This is what it costs to be alive, Clarke reminded herself.

It was her habit before sleeping. Not at first, because despite the two idiots – Glen and the guy no one knew – who died in the landing weren't her responsibility. She warned them, and they made the wrong choice. But starting with Atom - "Please," he begged, and she did what had to be done because no one else, not even Bellamy, would – she remembered each night everyone who died at her hands.

She thought the night of Atom's death was the worst. People died on the Ark, but virtually all the deaths at human hands were bloodless. There was one second and they were gone, tumbling into eternity. Clarke saw people die up close; it was part of her medical training. Not everyone could be saved.

None of those people looked like Atom did, though and she didn't have to add to their pain before they died. Atom, though… the blood pumped sluggishly from his throat. Most of it ended on the ground. She couldn't give him any other comfort because all of his skin was burned, and there was nothing to say except the final words. Clarke did that for him while Bellamy watched, gave him the Traveler's Blessing while he bled to death. She hoped it comforted Atom, because it brought her none; the only relief was when his harsh breathing stopped.

That night, she didn't sleep. She sat and stared at nothing and reminded herself, This is what it costs to be alive.

Every night after that, before she closed her eyes, she reminded herself of that. Wells died one night and Charlotte the next, and she couldn't cry. Tears were weakness, and they couldn't spare any of that here. This is what it costs to be alive.

It seemed like every day added to the toll. They tortured a grounder. Destroyed a village. Blew up a bridge, killing soldiers. She tended the dying when Murphy came back infected. She had a moment of hope when her symptoms manifested, but knew she would survive. This is what it costs to be alive.
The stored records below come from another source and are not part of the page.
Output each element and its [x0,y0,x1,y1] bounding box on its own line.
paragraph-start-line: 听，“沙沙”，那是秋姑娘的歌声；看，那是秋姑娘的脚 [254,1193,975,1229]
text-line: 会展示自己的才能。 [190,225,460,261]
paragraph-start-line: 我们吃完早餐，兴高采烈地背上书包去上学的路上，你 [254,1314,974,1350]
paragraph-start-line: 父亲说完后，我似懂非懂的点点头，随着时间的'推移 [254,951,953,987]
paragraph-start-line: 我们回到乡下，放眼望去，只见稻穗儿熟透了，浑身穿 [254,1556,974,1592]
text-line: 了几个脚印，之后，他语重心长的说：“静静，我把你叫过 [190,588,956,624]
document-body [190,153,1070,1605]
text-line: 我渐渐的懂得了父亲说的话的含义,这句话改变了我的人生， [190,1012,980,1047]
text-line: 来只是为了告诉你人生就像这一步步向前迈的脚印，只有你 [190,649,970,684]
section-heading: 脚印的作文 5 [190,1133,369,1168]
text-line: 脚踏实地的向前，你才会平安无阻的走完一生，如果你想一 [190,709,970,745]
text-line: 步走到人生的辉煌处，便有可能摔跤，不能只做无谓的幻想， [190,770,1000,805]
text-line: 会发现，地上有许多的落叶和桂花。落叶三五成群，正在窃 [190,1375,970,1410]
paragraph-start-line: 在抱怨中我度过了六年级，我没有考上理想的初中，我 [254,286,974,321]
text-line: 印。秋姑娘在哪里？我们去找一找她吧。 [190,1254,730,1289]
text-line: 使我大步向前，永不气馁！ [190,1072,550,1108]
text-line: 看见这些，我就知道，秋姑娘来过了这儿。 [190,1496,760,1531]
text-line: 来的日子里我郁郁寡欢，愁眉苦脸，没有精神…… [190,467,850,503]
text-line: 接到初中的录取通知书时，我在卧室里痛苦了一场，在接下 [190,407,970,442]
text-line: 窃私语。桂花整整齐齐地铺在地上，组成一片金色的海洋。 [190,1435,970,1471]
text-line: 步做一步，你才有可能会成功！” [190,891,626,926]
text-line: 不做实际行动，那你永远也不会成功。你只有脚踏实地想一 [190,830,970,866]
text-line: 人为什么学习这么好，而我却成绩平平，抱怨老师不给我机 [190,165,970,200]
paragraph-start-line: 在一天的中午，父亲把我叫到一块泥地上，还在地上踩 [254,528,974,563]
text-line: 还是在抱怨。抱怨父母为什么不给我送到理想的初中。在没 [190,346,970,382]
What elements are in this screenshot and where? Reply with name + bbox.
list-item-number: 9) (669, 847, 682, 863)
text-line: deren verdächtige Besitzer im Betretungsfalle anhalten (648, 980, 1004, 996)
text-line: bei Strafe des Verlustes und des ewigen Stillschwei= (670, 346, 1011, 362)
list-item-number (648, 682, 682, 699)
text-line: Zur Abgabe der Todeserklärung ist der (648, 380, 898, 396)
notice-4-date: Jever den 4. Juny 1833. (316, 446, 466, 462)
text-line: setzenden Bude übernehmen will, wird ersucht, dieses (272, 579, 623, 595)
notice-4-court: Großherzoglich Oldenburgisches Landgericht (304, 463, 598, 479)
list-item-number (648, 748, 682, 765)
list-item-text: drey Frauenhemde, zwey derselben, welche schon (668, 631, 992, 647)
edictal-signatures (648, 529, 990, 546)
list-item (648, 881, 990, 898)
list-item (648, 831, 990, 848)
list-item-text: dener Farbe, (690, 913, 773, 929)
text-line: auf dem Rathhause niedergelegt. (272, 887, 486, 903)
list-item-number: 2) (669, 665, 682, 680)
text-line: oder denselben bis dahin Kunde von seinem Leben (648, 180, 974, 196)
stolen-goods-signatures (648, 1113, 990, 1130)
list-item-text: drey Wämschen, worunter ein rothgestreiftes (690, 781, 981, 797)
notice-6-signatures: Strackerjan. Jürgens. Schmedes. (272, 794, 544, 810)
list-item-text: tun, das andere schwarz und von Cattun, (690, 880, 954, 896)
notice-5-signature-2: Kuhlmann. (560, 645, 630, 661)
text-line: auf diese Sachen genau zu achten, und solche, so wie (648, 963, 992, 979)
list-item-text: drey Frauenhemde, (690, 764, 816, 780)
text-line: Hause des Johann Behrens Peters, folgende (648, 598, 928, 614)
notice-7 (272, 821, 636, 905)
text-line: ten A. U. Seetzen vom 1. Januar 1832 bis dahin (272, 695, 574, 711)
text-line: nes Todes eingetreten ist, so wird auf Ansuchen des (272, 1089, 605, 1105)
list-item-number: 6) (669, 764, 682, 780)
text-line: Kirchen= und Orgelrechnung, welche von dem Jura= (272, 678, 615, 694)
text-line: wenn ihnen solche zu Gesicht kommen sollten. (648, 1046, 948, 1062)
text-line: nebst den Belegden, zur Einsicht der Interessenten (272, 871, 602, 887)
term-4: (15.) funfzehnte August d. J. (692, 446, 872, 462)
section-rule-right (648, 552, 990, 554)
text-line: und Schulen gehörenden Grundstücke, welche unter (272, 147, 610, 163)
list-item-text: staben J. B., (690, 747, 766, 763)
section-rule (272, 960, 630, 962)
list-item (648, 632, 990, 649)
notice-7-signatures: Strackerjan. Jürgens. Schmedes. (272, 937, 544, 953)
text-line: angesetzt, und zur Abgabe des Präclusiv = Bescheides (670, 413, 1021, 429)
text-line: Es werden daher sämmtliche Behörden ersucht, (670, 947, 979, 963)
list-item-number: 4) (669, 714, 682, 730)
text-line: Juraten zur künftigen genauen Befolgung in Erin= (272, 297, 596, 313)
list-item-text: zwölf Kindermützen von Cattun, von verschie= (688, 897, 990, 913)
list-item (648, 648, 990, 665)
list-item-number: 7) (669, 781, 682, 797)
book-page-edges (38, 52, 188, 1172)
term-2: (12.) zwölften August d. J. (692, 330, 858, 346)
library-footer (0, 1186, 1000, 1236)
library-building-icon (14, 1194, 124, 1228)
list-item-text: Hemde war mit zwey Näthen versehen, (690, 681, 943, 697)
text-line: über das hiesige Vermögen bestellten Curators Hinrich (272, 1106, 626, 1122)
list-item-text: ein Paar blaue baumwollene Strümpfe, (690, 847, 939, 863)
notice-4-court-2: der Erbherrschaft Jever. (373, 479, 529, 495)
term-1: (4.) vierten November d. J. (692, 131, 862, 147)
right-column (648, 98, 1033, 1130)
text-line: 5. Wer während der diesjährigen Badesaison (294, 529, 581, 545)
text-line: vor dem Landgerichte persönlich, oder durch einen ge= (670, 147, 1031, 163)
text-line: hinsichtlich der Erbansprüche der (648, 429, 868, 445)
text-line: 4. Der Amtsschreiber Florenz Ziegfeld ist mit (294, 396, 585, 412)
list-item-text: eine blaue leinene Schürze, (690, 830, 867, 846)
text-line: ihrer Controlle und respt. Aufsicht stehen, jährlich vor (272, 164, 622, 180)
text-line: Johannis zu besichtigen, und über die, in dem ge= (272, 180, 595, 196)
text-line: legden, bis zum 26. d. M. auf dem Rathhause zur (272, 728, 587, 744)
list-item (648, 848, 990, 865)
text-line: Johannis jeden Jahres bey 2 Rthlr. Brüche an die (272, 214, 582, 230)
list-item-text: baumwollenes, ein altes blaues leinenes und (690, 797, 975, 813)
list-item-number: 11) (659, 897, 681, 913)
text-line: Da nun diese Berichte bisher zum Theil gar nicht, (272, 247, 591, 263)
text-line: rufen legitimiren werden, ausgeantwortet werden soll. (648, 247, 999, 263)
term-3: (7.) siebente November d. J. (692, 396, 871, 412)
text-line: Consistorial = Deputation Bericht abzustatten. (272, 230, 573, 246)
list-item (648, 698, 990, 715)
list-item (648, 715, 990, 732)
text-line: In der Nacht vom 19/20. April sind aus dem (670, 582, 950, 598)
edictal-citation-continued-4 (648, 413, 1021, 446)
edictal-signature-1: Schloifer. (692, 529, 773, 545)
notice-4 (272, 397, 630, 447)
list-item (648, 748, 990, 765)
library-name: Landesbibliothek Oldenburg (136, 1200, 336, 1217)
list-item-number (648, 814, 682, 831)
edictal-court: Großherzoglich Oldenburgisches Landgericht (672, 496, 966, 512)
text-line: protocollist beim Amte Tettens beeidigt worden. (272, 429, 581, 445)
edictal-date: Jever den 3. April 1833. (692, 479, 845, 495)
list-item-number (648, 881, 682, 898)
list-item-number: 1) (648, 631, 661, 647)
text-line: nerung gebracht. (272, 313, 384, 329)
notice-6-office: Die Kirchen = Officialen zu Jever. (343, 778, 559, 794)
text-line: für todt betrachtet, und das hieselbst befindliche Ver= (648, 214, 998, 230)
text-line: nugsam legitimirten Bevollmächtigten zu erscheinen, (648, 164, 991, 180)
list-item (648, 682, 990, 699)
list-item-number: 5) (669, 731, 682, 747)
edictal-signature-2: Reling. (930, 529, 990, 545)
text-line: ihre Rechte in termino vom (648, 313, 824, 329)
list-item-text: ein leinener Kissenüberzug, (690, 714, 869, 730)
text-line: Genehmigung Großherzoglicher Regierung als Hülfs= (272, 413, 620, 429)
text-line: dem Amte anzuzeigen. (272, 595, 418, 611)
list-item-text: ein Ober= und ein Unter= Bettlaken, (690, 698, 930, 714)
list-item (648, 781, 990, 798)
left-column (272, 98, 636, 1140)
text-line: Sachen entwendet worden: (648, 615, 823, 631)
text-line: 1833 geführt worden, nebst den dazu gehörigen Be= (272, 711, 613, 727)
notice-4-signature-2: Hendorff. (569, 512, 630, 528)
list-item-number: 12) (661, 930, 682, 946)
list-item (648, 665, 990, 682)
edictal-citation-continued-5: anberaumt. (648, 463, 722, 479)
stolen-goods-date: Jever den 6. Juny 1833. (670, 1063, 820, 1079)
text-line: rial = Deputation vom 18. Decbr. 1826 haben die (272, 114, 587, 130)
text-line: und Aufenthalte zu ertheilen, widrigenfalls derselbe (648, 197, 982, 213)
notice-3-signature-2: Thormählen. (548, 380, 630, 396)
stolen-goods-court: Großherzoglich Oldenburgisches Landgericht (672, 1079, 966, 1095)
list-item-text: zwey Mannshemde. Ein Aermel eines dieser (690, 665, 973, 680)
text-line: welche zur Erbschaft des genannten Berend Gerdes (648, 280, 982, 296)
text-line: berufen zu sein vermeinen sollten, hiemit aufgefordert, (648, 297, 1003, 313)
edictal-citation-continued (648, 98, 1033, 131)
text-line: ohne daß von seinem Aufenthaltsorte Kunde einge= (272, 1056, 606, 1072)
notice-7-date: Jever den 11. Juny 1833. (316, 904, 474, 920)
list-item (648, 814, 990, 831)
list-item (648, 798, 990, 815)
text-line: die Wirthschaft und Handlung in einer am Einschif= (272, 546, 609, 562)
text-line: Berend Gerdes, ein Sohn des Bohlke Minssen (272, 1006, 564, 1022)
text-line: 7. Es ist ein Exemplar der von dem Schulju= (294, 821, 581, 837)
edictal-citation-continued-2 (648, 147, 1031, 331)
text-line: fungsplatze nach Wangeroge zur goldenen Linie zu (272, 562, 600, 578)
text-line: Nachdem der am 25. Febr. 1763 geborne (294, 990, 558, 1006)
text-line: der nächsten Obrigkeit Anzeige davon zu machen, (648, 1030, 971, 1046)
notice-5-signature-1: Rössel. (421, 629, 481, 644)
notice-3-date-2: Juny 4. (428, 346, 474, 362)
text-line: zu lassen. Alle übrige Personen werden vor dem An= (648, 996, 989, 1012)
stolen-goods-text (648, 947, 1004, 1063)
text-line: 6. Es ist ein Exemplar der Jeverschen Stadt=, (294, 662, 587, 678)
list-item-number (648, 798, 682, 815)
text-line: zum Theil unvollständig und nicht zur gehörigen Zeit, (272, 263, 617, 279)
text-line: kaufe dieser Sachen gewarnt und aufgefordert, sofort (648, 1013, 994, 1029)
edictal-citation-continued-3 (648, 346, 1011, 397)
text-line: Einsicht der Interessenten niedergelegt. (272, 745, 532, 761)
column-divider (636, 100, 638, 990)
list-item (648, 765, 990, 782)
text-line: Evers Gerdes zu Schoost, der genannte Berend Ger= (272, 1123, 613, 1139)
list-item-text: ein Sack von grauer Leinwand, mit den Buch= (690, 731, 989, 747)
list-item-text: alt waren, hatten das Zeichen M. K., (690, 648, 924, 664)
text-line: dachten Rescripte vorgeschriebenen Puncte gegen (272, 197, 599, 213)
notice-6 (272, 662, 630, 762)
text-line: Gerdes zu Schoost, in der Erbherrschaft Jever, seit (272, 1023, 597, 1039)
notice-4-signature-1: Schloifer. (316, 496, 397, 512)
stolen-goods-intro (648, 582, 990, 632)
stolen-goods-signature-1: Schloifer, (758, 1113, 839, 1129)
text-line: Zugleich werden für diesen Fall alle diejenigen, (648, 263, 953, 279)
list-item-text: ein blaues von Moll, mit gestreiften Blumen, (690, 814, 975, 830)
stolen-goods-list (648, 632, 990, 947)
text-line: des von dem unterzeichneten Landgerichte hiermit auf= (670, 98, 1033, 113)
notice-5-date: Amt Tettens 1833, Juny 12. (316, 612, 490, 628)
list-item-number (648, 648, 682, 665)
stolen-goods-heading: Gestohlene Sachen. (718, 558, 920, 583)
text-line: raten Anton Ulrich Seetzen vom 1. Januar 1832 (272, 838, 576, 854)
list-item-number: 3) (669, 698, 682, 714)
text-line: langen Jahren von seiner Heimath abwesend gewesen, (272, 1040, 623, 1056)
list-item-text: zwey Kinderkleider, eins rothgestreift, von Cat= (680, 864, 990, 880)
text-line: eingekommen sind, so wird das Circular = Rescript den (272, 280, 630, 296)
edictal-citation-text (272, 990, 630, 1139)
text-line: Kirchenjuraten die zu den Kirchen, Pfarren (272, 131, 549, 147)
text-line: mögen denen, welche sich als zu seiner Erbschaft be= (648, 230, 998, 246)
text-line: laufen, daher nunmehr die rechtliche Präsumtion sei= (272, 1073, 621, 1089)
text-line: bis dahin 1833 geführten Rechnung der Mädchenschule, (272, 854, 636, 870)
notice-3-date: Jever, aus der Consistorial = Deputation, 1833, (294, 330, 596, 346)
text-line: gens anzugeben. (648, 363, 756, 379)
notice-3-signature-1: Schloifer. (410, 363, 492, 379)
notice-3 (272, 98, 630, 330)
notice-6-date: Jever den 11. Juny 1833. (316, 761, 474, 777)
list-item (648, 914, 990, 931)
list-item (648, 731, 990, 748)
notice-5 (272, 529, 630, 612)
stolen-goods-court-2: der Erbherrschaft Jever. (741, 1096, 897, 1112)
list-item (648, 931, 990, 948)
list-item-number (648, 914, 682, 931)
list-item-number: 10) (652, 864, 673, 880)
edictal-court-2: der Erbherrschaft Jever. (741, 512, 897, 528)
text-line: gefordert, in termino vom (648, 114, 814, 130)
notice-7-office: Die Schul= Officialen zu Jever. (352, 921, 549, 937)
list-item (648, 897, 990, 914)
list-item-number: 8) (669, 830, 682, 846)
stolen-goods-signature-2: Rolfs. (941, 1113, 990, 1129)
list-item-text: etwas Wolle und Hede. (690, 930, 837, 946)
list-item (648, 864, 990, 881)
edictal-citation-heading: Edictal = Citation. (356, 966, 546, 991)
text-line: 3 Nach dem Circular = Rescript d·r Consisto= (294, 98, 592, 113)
She reminded herself again when they left the drop ship and smelled hydrazine and burnt flesh, but had no time to tally the loss before seeing red smoke. What the hell?

100 – 100 – 100

Months later, Clarke continued to remind herself, This is what it costs to be alive. She told herself that more times than she could count while she worked to become someone else. They were safe and she didn't want them to watch her die.

That was the plan when she left, to find someplace and curl up to die. She wanted death to be slow and painful; she didn't deserve the easy way out a bullet offered. If she remembered her dead before sleeping, she wouldn't sleep at all. After two days, she woke up hungry, cold, and damp, and told herself, This is what it costs to be alive.

And now, after so much, after convincing Lexa that violence should not be answered with violence, she was locked in Lexa's suite, as far from Murphy as she could get, her hands covered with Lexa's dried black blood, all she had left of her. Titus took Lexa's body and left her with Murphy, and all Clarke could think was, This is what it costs to be alive.